Inicia o seu período de estágio na década de 30, em colaboração com o arquitecto portuense Rogério de Azevedo, participando activamente no desenvolvimento do seu trabalho, entre o modernismo e a aproximação que faz ao regionalismo.

Ao longo do seu percurso profissional é notório o relacionamento cada vez mais distanciado de alguns modelos dominantes na Europa Central, sendo evidente um sentido de afirmação da arquitectura como um problema de cruzamento entre modernidade e contemporaneidade, tradição e sítio, afirmando-se numa lógica de contextualização disciplinar, levando a um regionalismo crítico antecipado.

As suas principais obras são: o Mercado do Peixe de Massarelos, Porto (1932); as pousadas realizadas para a Hidroelétrica do Cávado (1949-1959), para Vila Nova, Salamonde, Sidroz e Pisões; Casa Afonso Barbosa, Famalicão (1941); a Sede da Hidroelétrica, Porto (1953); os palácios da Justiça de Tomar (1951), de Vila do Conde (1953), de Ovar (1960) e de Lisboa (1960), em coautoria com João Andersen; o Edifício Calouste Gulbenkian no LNEC – Laboratório Nacional de Engenharia Civil, Lisboa (1961), igualmente em coautoria com João Andersen, e os Planos de Urbanização de Coimbra (1968) e de Amarante (1965).

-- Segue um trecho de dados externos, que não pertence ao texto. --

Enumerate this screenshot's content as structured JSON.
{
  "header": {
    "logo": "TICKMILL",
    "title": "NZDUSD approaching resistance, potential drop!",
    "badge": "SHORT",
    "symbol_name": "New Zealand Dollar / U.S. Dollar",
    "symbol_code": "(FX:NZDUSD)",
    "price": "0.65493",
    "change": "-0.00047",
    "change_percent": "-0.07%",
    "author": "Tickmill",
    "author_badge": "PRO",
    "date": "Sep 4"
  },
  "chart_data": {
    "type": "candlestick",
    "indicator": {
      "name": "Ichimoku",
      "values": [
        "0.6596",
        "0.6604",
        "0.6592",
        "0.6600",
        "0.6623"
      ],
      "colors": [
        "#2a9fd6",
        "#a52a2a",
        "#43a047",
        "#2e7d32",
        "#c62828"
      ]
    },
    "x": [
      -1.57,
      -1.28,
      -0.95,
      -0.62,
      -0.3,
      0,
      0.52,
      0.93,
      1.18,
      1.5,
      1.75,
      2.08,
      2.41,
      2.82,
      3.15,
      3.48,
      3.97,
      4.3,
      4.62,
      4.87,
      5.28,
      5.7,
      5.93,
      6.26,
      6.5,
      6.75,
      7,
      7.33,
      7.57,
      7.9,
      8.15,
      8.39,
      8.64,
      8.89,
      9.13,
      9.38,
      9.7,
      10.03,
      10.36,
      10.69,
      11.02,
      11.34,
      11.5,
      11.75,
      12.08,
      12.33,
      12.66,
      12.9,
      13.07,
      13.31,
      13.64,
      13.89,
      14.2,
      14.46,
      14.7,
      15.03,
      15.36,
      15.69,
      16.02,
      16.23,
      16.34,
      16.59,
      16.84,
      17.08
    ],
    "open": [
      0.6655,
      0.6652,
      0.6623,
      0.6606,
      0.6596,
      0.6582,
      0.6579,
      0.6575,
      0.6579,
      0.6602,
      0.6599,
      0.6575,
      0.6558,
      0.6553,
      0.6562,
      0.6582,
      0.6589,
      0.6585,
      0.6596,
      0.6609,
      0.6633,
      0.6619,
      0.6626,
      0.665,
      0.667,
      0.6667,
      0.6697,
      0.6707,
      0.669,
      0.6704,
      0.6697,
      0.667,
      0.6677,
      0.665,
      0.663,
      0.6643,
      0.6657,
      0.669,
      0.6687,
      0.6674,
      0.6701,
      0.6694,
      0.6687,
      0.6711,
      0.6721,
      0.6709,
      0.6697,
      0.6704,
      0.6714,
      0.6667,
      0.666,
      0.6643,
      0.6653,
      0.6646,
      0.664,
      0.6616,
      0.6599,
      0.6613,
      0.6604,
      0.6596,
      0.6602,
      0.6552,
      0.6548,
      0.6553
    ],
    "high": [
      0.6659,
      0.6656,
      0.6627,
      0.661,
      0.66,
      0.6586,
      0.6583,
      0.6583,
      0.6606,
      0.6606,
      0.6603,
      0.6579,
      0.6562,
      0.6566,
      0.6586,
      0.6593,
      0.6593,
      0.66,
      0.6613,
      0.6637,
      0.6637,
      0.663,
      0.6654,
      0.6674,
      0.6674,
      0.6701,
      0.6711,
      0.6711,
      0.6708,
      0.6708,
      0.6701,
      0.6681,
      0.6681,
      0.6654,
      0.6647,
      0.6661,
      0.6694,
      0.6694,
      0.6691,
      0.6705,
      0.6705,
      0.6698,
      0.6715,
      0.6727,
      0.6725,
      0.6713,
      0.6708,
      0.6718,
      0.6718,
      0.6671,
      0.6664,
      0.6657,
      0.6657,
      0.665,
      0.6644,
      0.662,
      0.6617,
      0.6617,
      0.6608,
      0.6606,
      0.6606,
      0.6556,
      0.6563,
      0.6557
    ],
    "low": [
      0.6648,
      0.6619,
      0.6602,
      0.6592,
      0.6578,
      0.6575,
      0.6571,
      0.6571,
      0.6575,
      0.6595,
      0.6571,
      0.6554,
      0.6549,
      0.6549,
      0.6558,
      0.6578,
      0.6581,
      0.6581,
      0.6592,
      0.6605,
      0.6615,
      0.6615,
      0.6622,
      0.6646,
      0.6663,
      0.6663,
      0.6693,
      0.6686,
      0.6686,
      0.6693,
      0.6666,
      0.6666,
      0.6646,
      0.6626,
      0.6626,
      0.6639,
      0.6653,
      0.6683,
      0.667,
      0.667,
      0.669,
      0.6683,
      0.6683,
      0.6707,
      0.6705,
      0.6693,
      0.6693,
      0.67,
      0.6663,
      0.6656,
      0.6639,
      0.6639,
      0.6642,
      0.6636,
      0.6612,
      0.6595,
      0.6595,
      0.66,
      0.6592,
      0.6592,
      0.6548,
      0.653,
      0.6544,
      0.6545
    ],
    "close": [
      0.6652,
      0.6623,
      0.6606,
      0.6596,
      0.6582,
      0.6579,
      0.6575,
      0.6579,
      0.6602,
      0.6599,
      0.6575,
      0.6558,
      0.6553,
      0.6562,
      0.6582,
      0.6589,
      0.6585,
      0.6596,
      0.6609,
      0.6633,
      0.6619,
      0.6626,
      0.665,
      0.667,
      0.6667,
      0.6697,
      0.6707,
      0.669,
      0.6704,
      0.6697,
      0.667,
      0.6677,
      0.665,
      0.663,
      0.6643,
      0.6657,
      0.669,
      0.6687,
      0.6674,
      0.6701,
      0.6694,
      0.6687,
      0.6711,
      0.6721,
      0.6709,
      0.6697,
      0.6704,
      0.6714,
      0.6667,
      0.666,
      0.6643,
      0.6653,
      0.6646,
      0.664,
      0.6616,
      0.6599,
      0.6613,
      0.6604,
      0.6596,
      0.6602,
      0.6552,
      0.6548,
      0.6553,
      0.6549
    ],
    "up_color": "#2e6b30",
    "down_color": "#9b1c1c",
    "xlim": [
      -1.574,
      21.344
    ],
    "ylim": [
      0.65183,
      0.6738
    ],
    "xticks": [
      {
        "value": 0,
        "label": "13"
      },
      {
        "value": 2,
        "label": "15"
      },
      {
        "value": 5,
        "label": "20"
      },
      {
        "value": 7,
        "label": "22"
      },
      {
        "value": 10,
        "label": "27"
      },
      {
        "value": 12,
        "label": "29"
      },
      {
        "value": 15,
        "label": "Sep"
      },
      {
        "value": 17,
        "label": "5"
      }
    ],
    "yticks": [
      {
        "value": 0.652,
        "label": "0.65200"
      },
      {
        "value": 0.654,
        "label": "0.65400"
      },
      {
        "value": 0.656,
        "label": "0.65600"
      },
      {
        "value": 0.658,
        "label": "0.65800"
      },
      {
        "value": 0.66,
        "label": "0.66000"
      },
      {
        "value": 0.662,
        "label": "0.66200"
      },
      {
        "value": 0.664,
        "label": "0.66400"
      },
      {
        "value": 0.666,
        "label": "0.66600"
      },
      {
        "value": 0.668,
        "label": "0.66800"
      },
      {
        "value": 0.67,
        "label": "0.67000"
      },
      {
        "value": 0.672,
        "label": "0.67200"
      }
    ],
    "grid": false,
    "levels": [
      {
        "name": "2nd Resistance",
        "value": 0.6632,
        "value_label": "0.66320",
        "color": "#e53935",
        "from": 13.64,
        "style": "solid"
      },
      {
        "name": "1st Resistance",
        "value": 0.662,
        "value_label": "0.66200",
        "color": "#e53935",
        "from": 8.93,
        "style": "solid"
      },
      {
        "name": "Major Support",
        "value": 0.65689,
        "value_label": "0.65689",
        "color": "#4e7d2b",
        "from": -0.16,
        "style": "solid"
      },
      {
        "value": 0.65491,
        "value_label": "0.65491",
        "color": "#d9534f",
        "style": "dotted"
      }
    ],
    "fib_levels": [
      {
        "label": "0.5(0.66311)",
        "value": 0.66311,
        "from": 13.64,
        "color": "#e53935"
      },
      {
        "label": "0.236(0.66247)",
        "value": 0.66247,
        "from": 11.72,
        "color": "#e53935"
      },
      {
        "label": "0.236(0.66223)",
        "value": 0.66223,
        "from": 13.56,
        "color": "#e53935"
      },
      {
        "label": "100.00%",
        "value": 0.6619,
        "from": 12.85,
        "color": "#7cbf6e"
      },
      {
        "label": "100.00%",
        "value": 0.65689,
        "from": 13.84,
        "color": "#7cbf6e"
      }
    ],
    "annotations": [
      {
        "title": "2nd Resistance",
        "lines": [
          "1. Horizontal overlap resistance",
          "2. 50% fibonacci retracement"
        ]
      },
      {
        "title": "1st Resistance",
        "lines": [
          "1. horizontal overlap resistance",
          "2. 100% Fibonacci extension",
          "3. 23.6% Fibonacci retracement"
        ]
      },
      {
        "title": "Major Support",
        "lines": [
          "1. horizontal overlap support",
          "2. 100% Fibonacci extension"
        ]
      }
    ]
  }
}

Refira-se que a relação de Januário Godinho com Vila Nova de Famalicão surge nos anos 40 e prolonga-se até ao final da década de 80. As suas obras pontuam o território, mas é no Louro que se encontra um número mais significativo.

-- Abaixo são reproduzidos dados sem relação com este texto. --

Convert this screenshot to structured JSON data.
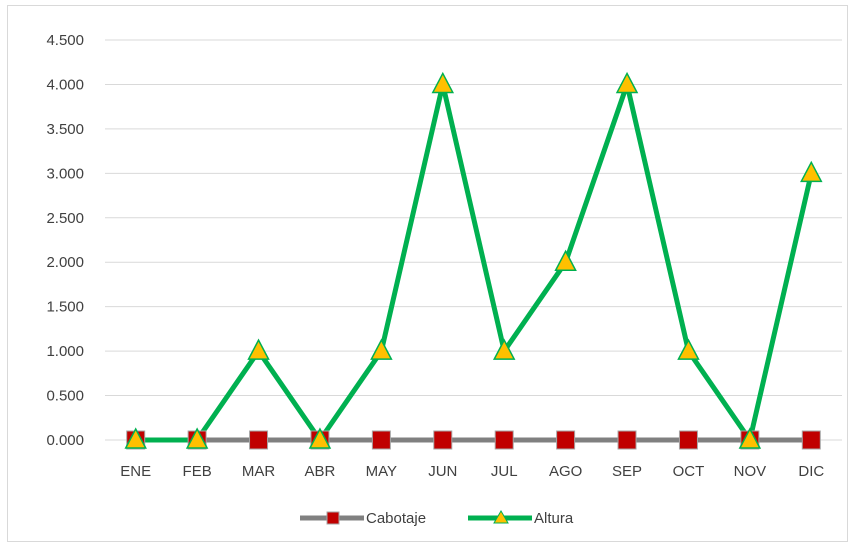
{
  "chart_data": {
    "type": "line",
    "title": "",
    "xlabel": "",
    "ylabel": "",
    "categories": [
      "ENE",
      "FEB",
      "MAR",
      "ABR",
      "MAY",
      "JUN",
      "JUL",
      "AGO",
      "SEP",
      "OCT",
      "NOV",
      "DIC"
    ],
    "ylim": [
      0,
      4.5
    ],
    "y_ticks": [
      "0.000",
      "0.500",
      "1.000",
      "1.500",
      "2.000",
      "2.500",
      "3.000",
      "3.500",
      "4.000",
      "4.500"
    ],
    "grid": true,
    "legend_position": "bottom",
    "series": [
      {
        "name": "Cabotaje",
        "values": [
          0,
          0,
          0,
          0,
          0,
          0,
          0,
          0,
          0,
          0,
          0,
          0
        ],
        "line_color": "#808080",
        "marker": "square",
        "marker_color": "#c00000"
      },
      {
        "name": "Altura",
        "values": [
          0,
          0,
          1,
          0,
          1,
          4,
          1,
          2,
          4,
          1,
          0,
          3
        ],
        "line_color": "#00b050",
        "marker": "triangle",
        "marker_color": "#ffc000"
      }
    ]
  }
}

Da obra deixada no concelho por Januário Godinho destaca-se o edifício dos Paços do Concelho e o antigo Tribunal; na freguesia de Antas o edifício para o Banco Português do Atlântico (1953); na freguesia de Brufe a casa Afonso Barbosa (1940-42); na freguesia do Louro várias construções na Quinta de Seara, propriedade do banqueiro Artur Cupertino de Miranda, o mercado, a igreja, a Casa do Povo, o centro paroquial e o cemitério. Na freguesia de Requião, cujo promotor foi o industrial Manuel Gonçalves, destaca-se o projecto da Casa Manuel Gonçalves, a Quinta de Compostela e a Têxteis Manuel Gonçalves.